Easy life or a vital source of food?

Our garden feeding station remains the focus of all my avian observations; the visitors are numerous, and activity continuous, during the daylight hours. I had originally thought that this was due to the ease of which the food was available but, now, am starting to have second thoughts! Thanet has been blasted by steady winds originating from the North and/or East since the start of 2013. Summer migrants are almost non-existent, our resident species are struggling (Starlings excepted). There are only two pairs of Herring Gulls nesting along Vine Close - there would normally be four. Johnathan has remained faithful to our bungalow but his mate has long since moved away - their nesting attempt was a very half-hearted affair.

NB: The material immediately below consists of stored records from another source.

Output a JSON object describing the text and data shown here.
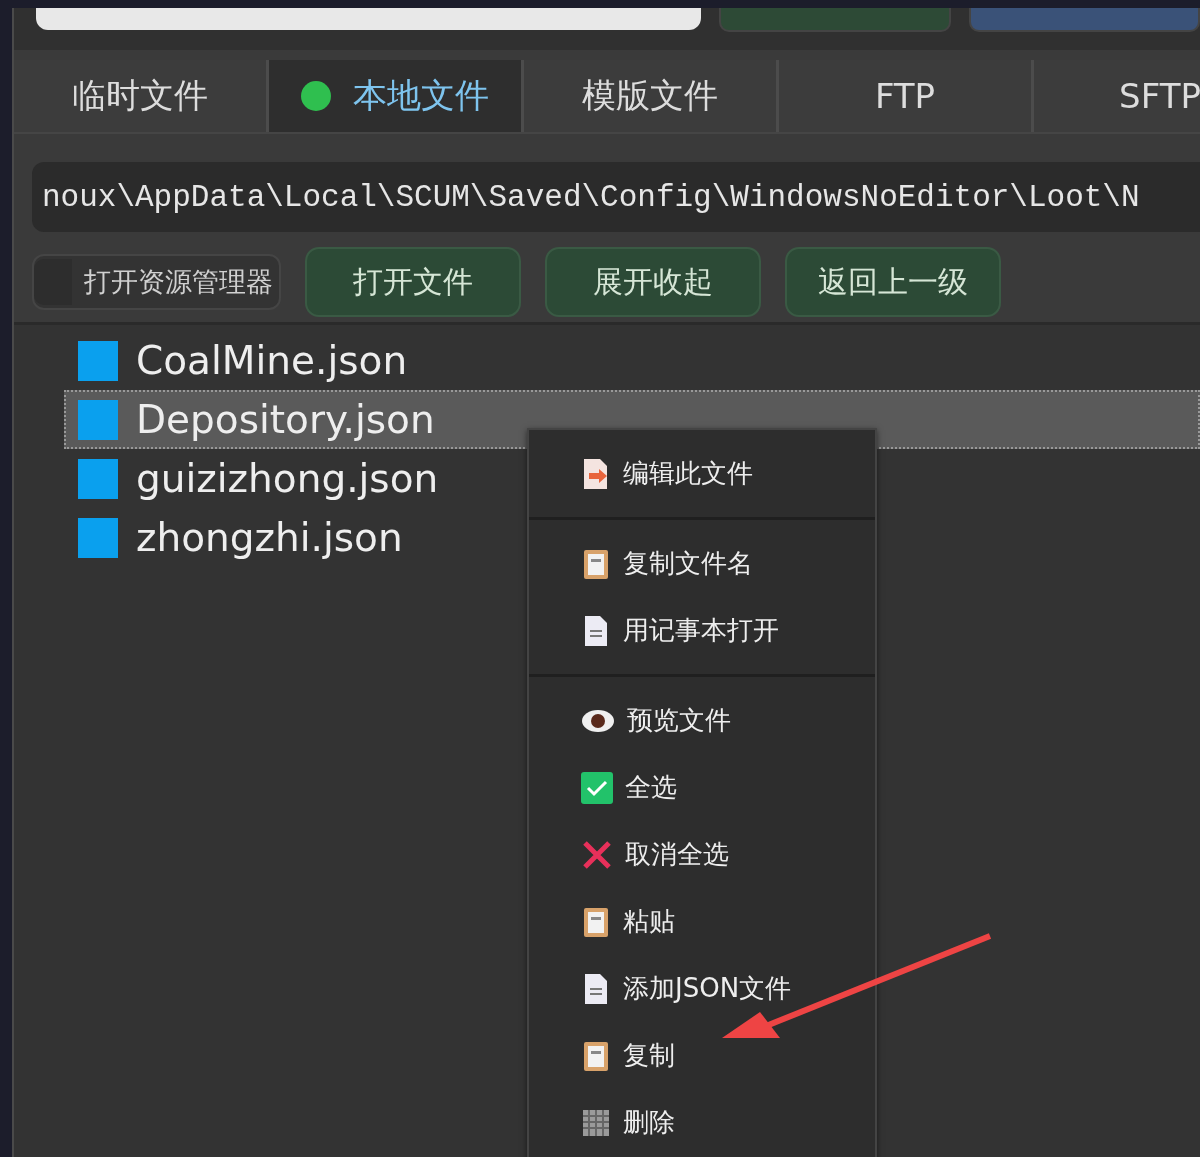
{
  "top_bar": {
    "buttons": [
      {
        "kind": "green"
      },
      {
        "kind": "blue"
      }
    ]
  },
  "tabs": [
    {
      "label": "临时文件",
      "selected": false
    },
    {
      "label": "本地文件",
      "selected": true
    },
    {
      "label": "模版文件",
      "selected": false
    },
    {
      "label": "FTP",
      "selected": false
    },
    {
      "label": "SFTP",
      "selected": false
    }
  ],
  "path": {
    "value": "noux\\AppData\\Local\\SCUM\\Saved\\Config\\WindowsNoEditor\\Loot\\N"
  },
  "toolbar": {
    "explorer_checkbox": {
      "label": "打开资源管理器",
      "checked": false
    },
    "buttons": [
      "打开文件",
      "展开收起",
      "返回上一级"
    ]
  },
  "files": [
    {
      "name": "CoalMine.json",
      "selected": false
    },
    {
      "name": "Depository.json",
      "selected": true
    },
    {
      "name": "guizizhong.json",
      "selected": false
    },
    {
      "name": "zhongzhi.json",
      "selected": false
    }
  ],
  "context_menu": {
    "sections": [
      [
        {
          "label": "编辑此文件",
          "kind": "edit"
        }
      ],
      [
        {
          "label": "复制文件名",
          "kind": "clipboard"
        },
        {
          "label": "用记事本打开",
          "kind": "document"
        }
      ],
      [
        {
          "label": "预览文件",
          "kind": "eye"
        },
        {
          "label": "全选",
          "kind": "check"
        },
        {
          "label": "取消全选",
          "kind": "cross"
        },
        {
          "label": "粘贴",
          "kind": "clipboard"
        },
        {
          "label": "添加JSON文件",
          "kind": "document"
        },
        {
          "label": "复制",
          "kind": "clipboard"
        },
        {
          "label": "删除",
          "kind": "trash"
        }
      ]
    ]
  }
}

One, of four, Great Tits collecting sunflower hearts to feed broods in nest boxes
in adjacent gardens along Vine Close.
Moth trapping has been an exercise in pointlessness - I caught seven moths on Wednesday night, four species! Daytime temperatures are struggling to make double figures in the face of a stiff NE breeze, night time will see the mercury plunge to 6 or 7C. Butterflies are scarce, bumblebees are almost non-existent; the whole eco-system is in utter chaos. The role of my feeding station is therefore far more important than providing an easy option for lazy birds. It is now providing a vital service to those resident breeding species which are struggling to find enough natural food (caterpillars and the like) to feed their broods. Two pairs of Great Tits and umpteen House Sparrows are regularly visiting the sunflower heart and seed dispensers, the fat balls remain untouched? Other species put in irregular appearances, today it was a pair of Goldfinches. There are a few Greenfinches that seem to be holding territories along the gardens, a smart male providing a nice photo opportunity this morning.
Adult male Greenfinch and House Sparrow - both gathering food for hungry broods?
If garden feeding stations were not available I cannot imagine how these birds would be able to find enough food to give their broods a chance of fledging successfully and providing the basis for the next generation. Rachel Carson's 1962 "Silent Spring" becoming a chillingly real scenario.

A colourful garden visitor - rather out of place in June.
Is this yet another sign of the environmental chaos caused by the crazy weather?